PURRUSALDA
Dieta durante la preparación:
- No coma patatas, verduras, lácteos ni frutas desde las 48 horas antes de la exploración.
- El día anterior, sólo deberá tomar líquidos.
- El día del estudio podrá tomar líquidos en la cantidad que desee hasta 3 horas antes de la exploración, permaneciendo desde entonces en dieta absoluta (no tomará ni agua).
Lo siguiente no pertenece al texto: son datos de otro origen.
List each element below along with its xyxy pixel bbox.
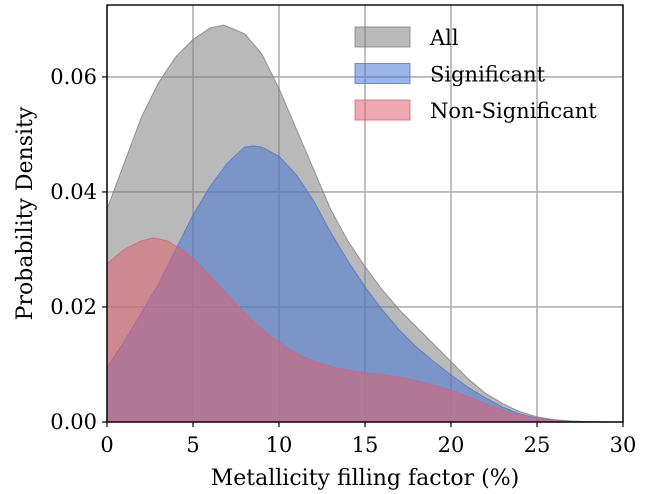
x-tick-label: 10 (266, 433, 293, 457)
x-tick-label: 15 (352, 433, 379, 457)
y-axis-title: Probability Density (13, 106, 38, 320)
x-axis-title: Metallicity filling factor (%) (211, 466, 520, 491)
y-tick-label: 0.02 (50, 295, 97, 319)
legend-label-all: All (429, 26, 459, 50)
plot-frame (106, 4, 624, 423)
y-tick-label: 0.04 (50, 180, 97, 204)
legend-swatch-non-significant (354, 99, 411, 121)
axis-ticks: 0 5 10 15 20 25 30 0.00 0.02 0.04 0.06 (50, 65, 636, 457)
x-tick-label: 25 (524, 433, 551, 457)
legend-swatch-all (354, 26, 411, 48)
legend-label-non-significant: Non-Significant (430, 99, 597, 123)
area-series-layer (106, 24, 624, 423)
x-tick-label: 20 (438, 433, 465, 457)
y-tick-label: 0.00 (50, 410, 97, 434)
area-non-significant (106, 237, 624, 423)
legend: All Significant Non-Significant (354, 26, 597, 123)
legend-swatch-significant (354, 63, 411, 84)
x-tick-label: 5 (186, 433, 199, 457)
x-tick-label: 0 (100, 433, 113, 457)
x-tick-label: 30 (610, 433, 637, 457)
y-tick-label: 0.06 (50, 65, 97, 89)
legend-label-significant: Significant (430, 63, 546, 87)
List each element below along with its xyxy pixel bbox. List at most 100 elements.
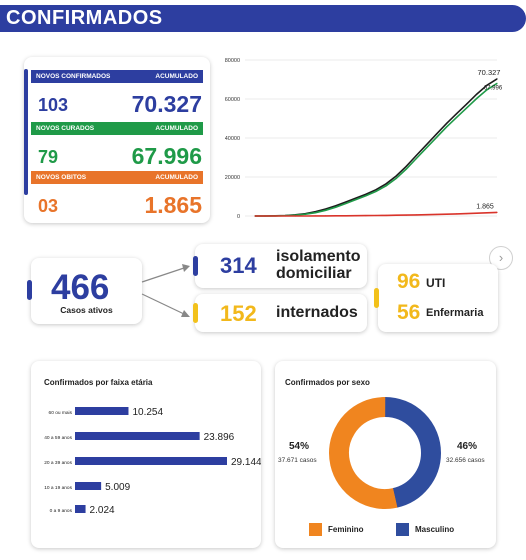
end-value-label: 70.327 [478,68,501,77]
series-point-2 [456,213,458,215]
series-point-2 [264,215,266,217]
series-point-1 [445,126,448,128]
age-chart-card: Confirmados por faixa etária 60 ou mais 1… [31,361,261,548]
series-point-1 [456,116,458,118]
series-point-2 [445,213,448,215]
isolation-value: 314 [220,253,257,278]
stat-new-confirmed: 103 [38,95,69,115]
series-point-1 [476,97,478,100]
age-bar [75,457,227,465]
active-cases-label: Casos ativos [60,305,113,315]
female-percent: 54% [289,441,310,452]
isolation-label-line2: domiciliar [276,265,352,282]
active-cases-card: 466 Casos ativos [27,258,142,324]
next-arrow-button[interactable]: › [489,246,513,270]
donut-slice-female [329,397,441,509]
page-title: CONFIRMADOS [6,7,163,29]
legend-male-swatch [396,523,409,536]
series-point-2 [284,215,286,217]
age-category-label: 0 a 9 anos [50,508,73,514]
active-cases-total: 466 [51,268,110,307]
ward-value: 56 [397,301,421,324]
age-bar-value: 23.896 [204,432,235,443]
stats-card: NOVOS CONFIRMADOS ACUMULADO 103 70.327 N… [24,57,210,223]
stat-label-new-confirmed: NOVOS CONFIRMADOS [36,73,111,80]
stat-acc-confirmed: 70.327 [131,91,202,117]
series-line-1 [255,82,498,217]
series-point-2 [385,214,387,216]
legend-male-label: Masculino [415,525,455,534]
age-bar [75,482,102,490]
age-category-label: 60 ou mais [49,410,73,416]
legend-female-swatch [309,523,322,536]
series-point-1 [345,202,347,205]
age-chart-title: Confirmados por faixa etária [44,378,153,387]
series-point-2 [335,215,337,217]
age-bar-value: 29.144 [231,457,261,468]
series-point-2 [294,215,296,217]
series-point-2 [324,215,327,217]
series-point-1 [395,177,397,179]
arrow-head-up [182,264,190,272]
sex-chart-title: Confirmados por sexo [285,378,370,387]
series-point-0 [355,197,357,199]
series-point-0 [375,189,377,191]
series-point-2 [345,215,347,217]
legend-female-label: Feminino [328,525,364,534]
series-point-1 [335,206,337,208]
male-percent: 46% [457,441,478,452]
stat-header-deaths: NOVOS OBITOS ACUMULADO [31,171,203,184]
series-point-0 [415,154,417,157]
series-point-1 [355,199,357,201]
cumulative-line-chart: 80000 60000 40000 20000 0 70.327 67.996 1.865 [225,58,503,220]
series-point-0 [445,122,448,124]
series-point-2 [486,212,488,214]
series-point-1 [314,212,317,214]
female-cases: 37.671 casos [278,457,317,464]
male-cases: 32.656 casos [446,457,485,464]
series-point-0 [345,201,347,203]
age-bar-value: 10.254 [132,407,163,418]
active-cases-accent [27,280,32,300]
hospitalized-card: 152 internados [193,294,367,332]
isolation-label-line1: isolamento [276,248,361,265]
series-point-0 [496,78,498,80]
age-bar-chart: 60 ou mais 10.254 40 a 59 anos 23.896 20 a 3… [44,407,261,516]
series-point-0 [405,165,407,167]
y-tick-label: 0 [237,214,240,220]
stat-acc-cured: 67.996 [131,143,202,169]
hospitalized-value: 152 [220,301,257,326]
series-point-2 [375,214,377,217]
age-bar-value: 5.009 [105,482,130,493]
age-bar [75,407,129,415]
series-point-0 [476,93,478,95]
series-point-2 [496,211,498,213]
series-point-0 [486,84,488,86]
y-tick-label: 80000 [225,58,240,64]
stat-new-deaths: 03 [38,196,59,216]
stat-label-accumulated: ACUMULADO [155,73,198,80]
end-value-label: 67.996 [484,85,503,91]
age-category-label: 40 a 59 anos [44,435,72,441]
series-point-0 [456,113,458,115]
series-point-2 [435,213,438,216]
header-bar: CONFIRMADOS [0,5,526,32]
series-point-1 [415,157,417,160]
series-point-1 [435,136,438,139]
stat-acc-deaths: 1.865 [144,192,202,218]
series-point-0 [425,144,428,146]
age-bar-value: 2.024 [90,505,115,516]
series-line-0 [255,78,498,217]
age-category-label: 20 a 39 anos [44,460,72,466]
series-point-2 [425,214,428,216]
series-point-0 [324,208,327,210]
isolation-accent [193,256,198,276]
sex-donut-chart [329,397,441,509]
y-tick-label: 20000 [225,175,240,181]
isolation-label: isolamento domiciliar [276,248,360,282]
series-point-1 [385,185,387,187]
series-point-2 [274,215,276,217]
series-point-2 [355,215,357,217]
series-point-1 [324,209,327,211]
icu-label: UTI [426,276,446,290]
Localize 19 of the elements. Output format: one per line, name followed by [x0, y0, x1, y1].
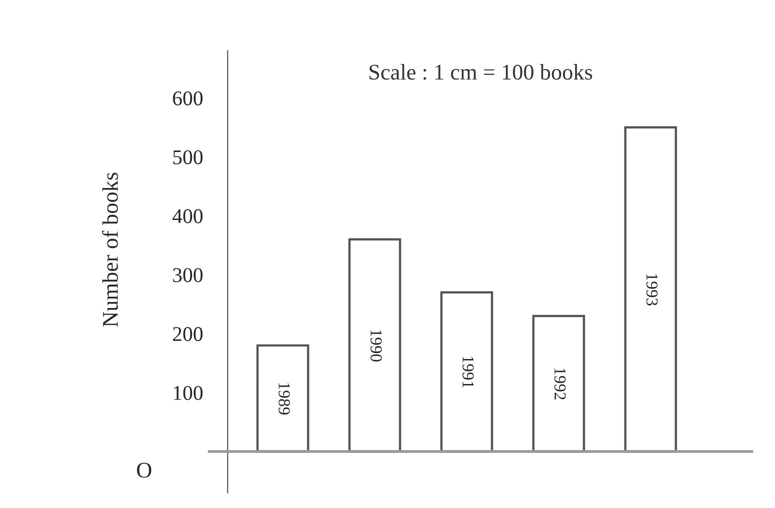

Ya me he leído tropecientas veces las dichosas instrucciones de la preparación para la colonoscopia, que ya toca por edad. Cuanto más las leo, más ganas me entran de pegarme un hartón de papas fritas o de comerme un melón entero. Y eso que hace tiempo que la fruta no me tira. Las patatas sí son mi debilidad por muchos gases que den o por mucho que digan que si tanto almidón, que si picos de glucosa, que si mejor menos hidratos de carbono…
—¿Cómo están los huevos fritos con patatas? —me preguntó don Enrique una noche durante la cena.
—Los huevos buenísimos, papá
—¿Y las patatas? —insistió buscando el reconocimiento a su labor de cocinero doméstico.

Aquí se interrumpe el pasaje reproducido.